API podał, że zapasy ropy w USA spadły w ubiegłym tygodniu aż o 8,67 mln baryłek. Analitycy spodziewali się spadku zapasów o 3 mln baryłek. To już 8. z kolei tydzień, gdy zapasy ropy zmniejszyły się.
Tymczasem kraje zrzeszone w OPEC oraz pozostali główni producenci ropy zgodzili się w ub. tygodniu na wydłużenie cięć wydobycia ropy naftowej o 9 miesięcy, począwszy od lipca 2017 r. Cięcia zostały utrzymane na obecnym poziomie, czyli 1,8 mln baryłek dziennie.
Porozumienie nie obejmie Libii i Nigerii, które nie będą musiały ograniczać wydobycia, a także Iranu, który może nawet zwiększyć produkcję swojej ropy do 3,8 mln b/d.

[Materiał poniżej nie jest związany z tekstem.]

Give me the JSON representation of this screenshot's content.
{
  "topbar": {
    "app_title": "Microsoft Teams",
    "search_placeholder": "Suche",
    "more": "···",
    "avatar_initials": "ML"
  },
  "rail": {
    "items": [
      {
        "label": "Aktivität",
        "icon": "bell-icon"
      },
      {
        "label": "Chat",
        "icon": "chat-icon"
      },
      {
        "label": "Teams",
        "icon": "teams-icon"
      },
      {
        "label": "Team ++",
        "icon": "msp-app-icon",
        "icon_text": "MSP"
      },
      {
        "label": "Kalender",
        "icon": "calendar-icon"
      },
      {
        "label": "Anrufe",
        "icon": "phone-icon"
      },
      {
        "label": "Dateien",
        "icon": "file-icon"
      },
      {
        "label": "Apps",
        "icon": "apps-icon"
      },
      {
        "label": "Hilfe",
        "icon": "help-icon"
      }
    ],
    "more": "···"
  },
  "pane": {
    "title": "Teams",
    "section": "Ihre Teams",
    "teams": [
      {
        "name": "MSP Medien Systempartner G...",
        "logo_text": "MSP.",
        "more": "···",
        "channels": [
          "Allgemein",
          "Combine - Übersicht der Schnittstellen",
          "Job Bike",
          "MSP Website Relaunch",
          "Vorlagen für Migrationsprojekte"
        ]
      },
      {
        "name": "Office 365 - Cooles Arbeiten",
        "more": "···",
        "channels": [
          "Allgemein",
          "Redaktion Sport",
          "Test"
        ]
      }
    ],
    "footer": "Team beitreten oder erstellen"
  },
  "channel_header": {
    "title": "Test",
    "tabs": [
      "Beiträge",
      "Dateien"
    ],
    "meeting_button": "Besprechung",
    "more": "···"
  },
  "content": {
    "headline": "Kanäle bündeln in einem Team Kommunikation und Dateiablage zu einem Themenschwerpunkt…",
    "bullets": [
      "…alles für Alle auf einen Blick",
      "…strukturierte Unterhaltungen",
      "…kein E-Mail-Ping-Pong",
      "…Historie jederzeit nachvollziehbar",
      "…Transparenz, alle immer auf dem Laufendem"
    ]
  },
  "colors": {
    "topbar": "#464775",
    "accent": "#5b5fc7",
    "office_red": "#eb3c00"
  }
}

W styczniu kraje OPEC rozpoczęły ograniczenia wydobycia ropy w ramach kartelu do 32,5 mln baryłek dziennie (b/d), czyli o 1,2 mln b/d. Państwa niezrzeszone w OPEC zgodziły się na ograniczenie produkcji ropy o 600 tys. baryłek dziennie, z czego Rosja o 300 tys. b/d. To porozumienie miało obowiązywać do końca czerwca.
W środę ropa w USA staniała o 1,34 USD, czyli 2,7 proc., do 48,32 USD za baryłkę – najniżej od 12 maja.
Ceny ropy w USA spadły w maju o 2,1 proc.